What I find neat about this (probabilistic) bound on the buffer size is its independence from the size of the other inputs to the merge operator. We can have a shared \(\Theta(\sqrt{n})\)-size buffer in front of each stream, and do all our operations without worrying about getting stuck (unless we’re extremely unlucky, in which case we can grow the buffer a bit and resume or restart the computation).

Probably of more theoretical interest is the fact that these bounds do not assume a uniform distribution, only that all the input streams are identically and independently sampled from the same underlying distribution. That’s the beauty of working in terms of the (inverse) distribution functions.

## I don’t think there’s anything deeper

That’s it. Two cute tricks that use well-understood statistical distributions in hashed data structure and algorithm design. I doubt there’s anything to generalise from either bounding approach.
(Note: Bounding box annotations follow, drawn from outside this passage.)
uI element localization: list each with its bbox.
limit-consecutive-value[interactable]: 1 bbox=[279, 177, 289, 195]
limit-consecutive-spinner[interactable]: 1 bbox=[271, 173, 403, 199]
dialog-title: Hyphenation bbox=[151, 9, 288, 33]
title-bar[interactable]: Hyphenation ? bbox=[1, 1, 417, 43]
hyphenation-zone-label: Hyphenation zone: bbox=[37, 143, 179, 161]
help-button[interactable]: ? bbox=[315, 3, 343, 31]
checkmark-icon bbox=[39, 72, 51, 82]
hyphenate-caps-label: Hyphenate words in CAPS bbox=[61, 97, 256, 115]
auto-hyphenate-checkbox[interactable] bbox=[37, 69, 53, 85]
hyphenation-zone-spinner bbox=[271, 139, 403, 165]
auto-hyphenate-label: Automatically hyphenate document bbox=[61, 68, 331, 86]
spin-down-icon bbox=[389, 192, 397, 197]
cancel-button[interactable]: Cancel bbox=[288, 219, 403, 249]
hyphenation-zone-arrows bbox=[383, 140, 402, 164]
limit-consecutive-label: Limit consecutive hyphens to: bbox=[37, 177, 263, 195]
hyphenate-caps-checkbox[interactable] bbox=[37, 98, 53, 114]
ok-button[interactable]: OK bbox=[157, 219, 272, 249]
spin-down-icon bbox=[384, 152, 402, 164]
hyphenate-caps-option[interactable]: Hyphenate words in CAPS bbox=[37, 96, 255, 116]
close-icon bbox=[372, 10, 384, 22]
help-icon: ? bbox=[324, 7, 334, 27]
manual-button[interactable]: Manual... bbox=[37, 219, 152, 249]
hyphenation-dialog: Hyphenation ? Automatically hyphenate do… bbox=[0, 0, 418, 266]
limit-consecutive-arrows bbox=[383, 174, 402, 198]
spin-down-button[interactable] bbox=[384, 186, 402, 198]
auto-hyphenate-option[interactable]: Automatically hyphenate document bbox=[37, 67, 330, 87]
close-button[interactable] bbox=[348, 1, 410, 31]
However, I definitely believe they’re useful in practice. I like knowing that I can expect the maximum displacement for a table of \(n\) elements with Robin Hood linear probing to be less than \(5 \log\sb{2}^{3/2} n\), because that lets me select an appropriate option for each table, as a function of that table’s maximum displacement, while knowing the range of displacements I might have to handle. Having a strong bound on how much I might have to buffer for stream join operators feels even more useful: I can pre-allocate a single buffer per stream and not think about efficiently growing the buffer, or signaling that a consumer is falling behind. The probability that I’ll need a larger buffer is so low that I just need to handle it, however inefficiently. In a replicated system, where each node picks an independent hash function, I would even consider crashing when the buffer is too small!